DTE Lordstown, based in Ann Arbor, Mich., filed a complaint Oct. 30, 2020, alleging that Lordstown Motors breached a utility services-contract when the EV startup failed to make payments on several invoices, forcing DTE to terminate the agreement in August 2020.
Common Pleas Court Judge Wyatt McKay filed a summary judgment against Lordstown Motors on Jan. 12, 2022, stating that the company owed DTE $2,512,214.51 for breach of contract.
Lordstown Motors appealed the decision to the 11th District Court of Appeals in early February. The company moved to dismiss the action on April 5. The court granted the motion and dismissed the appeal April 11.

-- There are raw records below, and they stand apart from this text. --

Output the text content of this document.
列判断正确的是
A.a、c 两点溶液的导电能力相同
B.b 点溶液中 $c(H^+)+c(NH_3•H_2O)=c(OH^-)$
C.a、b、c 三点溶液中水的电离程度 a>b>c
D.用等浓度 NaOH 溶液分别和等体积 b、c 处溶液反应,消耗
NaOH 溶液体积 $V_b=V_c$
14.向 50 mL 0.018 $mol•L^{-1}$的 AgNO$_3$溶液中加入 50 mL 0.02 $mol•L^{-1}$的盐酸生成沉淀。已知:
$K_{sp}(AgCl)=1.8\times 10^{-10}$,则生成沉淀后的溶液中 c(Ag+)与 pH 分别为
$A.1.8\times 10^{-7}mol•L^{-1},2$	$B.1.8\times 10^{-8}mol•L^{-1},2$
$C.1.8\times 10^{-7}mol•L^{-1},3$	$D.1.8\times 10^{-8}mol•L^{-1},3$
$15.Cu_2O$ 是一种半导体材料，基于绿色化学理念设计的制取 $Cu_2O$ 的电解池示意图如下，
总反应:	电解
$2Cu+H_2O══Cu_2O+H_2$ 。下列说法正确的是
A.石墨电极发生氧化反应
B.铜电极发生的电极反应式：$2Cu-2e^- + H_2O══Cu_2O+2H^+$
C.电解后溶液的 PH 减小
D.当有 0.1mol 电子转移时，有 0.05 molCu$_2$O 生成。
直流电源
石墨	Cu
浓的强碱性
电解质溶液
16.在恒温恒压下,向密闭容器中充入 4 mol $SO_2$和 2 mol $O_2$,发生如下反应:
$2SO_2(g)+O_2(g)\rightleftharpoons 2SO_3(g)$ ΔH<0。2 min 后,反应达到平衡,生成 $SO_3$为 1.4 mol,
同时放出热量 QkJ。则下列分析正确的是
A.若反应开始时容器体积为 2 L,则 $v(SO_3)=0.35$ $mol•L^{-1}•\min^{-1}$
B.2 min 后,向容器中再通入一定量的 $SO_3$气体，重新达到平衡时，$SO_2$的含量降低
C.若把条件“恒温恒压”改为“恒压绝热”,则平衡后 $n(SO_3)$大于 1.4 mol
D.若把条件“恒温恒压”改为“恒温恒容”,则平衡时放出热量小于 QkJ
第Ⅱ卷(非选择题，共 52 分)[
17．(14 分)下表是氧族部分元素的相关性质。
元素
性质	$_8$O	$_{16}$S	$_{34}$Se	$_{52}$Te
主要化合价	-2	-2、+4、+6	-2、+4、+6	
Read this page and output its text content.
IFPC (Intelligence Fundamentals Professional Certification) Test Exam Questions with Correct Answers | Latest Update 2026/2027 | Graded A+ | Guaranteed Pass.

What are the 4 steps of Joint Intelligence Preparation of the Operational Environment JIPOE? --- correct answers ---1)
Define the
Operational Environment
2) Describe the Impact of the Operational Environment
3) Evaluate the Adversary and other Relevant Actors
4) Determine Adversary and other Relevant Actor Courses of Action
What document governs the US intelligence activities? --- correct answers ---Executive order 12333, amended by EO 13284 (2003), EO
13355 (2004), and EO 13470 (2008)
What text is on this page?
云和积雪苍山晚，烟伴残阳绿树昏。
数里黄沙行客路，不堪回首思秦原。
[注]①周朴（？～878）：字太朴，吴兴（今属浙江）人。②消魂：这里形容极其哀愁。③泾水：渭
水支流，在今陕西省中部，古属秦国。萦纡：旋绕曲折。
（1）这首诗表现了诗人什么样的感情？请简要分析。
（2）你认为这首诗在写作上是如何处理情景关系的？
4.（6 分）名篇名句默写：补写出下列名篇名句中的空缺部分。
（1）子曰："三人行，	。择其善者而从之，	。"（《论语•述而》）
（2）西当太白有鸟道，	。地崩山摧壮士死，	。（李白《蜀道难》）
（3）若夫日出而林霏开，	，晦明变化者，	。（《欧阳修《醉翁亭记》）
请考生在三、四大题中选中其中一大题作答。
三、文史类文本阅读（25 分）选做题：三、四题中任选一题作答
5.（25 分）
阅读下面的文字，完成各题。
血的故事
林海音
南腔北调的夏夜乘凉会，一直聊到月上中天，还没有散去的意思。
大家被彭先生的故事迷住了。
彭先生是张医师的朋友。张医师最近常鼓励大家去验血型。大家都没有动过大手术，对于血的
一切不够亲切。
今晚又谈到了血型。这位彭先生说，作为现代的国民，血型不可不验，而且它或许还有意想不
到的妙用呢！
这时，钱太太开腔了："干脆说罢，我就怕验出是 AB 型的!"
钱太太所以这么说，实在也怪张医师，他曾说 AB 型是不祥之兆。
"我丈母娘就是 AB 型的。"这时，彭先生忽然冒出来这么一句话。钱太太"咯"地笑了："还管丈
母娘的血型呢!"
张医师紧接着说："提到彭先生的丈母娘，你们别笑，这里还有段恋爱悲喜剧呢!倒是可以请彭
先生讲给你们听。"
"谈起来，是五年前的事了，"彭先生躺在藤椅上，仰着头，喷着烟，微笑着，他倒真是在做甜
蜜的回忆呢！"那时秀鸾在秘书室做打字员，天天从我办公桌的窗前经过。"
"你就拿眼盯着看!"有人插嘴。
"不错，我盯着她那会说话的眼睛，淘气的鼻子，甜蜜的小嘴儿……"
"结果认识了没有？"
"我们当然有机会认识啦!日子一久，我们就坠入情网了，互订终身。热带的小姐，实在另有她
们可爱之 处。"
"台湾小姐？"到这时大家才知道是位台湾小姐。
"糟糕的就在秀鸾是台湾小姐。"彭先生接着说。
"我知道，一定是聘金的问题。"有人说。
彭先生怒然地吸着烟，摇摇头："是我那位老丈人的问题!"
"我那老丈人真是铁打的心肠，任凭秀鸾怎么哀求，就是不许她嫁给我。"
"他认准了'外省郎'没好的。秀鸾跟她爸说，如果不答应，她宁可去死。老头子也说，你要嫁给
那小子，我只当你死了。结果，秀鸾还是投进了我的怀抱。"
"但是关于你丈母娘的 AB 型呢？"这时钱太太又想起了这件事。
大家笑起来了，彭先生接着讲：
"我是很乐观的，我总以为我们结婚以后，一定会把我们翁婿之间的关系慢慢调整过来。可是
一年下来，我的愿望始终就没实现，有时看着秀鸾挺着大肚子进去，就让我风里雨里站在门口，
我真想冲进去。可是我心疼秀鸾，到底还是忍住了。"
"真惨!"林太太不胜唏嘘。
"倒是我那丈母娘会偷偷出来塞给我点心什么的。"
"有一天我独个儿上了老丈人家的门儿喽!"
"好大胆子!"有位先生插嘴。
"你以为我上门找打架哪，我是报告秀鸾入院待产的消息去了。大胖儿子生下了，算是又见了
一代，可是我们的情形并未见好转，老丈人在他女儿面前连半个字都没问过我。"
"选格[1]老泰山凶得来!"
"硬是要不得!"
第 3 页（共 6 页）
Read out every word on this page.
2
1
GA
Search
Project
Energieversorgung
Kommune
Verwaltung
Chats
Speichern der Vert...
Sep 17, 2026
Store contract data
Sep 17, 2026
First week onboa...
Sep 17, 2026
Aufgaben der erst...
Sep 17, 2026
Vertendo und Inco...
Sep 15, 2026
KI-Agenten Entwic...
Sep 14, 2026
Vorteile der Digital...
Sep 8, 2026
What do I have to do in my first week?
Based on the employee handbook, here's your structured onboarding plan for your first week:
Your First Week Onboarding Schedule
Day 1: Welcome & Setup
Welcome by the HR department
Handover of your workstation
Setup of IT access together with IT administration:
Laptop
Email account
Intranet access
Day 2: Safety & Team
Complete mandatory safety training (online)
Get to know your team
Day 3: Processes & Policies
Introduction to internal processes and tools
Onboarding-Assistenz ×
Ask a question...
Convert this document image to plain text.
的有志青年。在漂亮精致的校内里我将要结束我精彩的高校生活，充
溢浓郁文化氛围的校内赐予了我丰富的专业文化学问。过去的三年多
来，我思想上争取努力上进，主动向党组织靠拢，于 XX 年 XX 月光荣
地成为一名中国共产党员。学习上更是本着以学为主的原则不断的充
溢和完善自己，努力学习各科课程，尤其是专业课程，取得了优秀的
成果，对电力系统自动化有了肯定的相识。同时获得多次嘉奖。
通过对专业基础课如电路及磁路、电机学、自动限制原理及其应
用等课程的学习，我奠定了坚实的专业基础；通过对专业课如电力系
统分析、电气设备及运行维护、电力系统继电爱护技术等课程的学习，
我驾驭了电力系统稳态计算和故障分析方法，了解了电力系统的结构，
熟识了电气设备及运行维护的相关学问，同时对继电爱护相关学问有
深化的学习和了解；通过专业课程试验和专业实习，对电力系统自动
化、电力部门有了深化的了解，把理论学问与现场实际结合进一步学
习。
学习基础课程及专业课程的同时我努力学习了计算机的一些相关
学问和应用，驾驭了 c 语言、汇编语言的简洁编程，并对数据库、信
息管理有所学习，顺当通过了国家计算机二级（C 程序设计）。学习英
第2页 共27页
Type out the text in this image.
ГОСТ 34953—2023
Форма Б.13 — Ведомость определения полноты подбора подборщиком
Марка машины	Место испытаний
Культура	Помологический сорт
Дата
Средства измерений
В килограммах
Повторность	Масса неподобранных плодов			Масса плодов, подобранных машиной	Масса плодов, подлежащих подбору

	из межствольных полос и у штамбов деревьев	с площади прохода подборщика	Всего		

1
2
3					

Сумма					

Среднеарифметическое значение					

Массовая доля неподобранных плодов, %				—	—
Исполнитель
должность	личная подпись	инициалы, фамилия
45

Emails to Lordstown Motors and DTE’s attorneys seeking comment were not returned as of this posting.
Court papers say that Lordstown Motors owed DTE Lordstown $181,613.42 toward services and another $2,330,609.09 in contract termination fees.
DTE Lordstown’s complaint states that when Lordstown Motors acquired the former General Motors Lordstown plant in November 2019, the electric-vehicle startup lacked the personnel or expertise to manage the facility’s wastewater treatment operation and utilities complex.
In February 2020, Lordstown Motors entered into a contract with DTE Lordstown to provide these services for a six-year term, according to documents.
The work involved taking equipment readings, making rounds, scheduling and overseeing any contract maintenance work, court documents say.
Under the terms of the agreement, Lordstown Motors was to pay DTE monthly invoices within 30 days of receipt, the complaint said.
But Lordstown Motors “quickly fell behind on its payments,” according to the complaint. Court papers say Lordstown Motors failed to abide by a revised payment schedule, despite making partial payments. DTE cancelled the contract in August 2020, triggering the hefty termination fees, documents show.
Lordstown Motors asserted in court filings that its inability to pay was because of “unforeseen events,” in particular the COVID-19 pandemic. The company also argued that the termination payment clause was “unconscionable and unenforceable,” according to documents.
Judge McKay, in his Jan. 12 ruling, found that “no genuine issues of material fact remain, and plaintiff DTE Lordstown is entitled to judgment on claims for breach of contract.”
Lordstown Motors is in the process of manufacturing pre-production models of the all-electric Endurance pickup at its plant.
The company expects to produce 500 commercial-ready trucks by the end of this year and plans to manufacture another 2,500 in 2023.
In November, Lordstown Motors signed a purchase agreement with Taiwanese tech giant Foxconn that calls for the company to purchase Lordstown’s plant for $230 million and infuse another $50 of million equity investment into the company.
The deal is also contingent on Lordstown Motors securing a contract manufacturing agreement with Foxconn, whereas Foxconn would produce the Endurance and future Lordstown Motors products.
The deadline for the deal to close is April 30.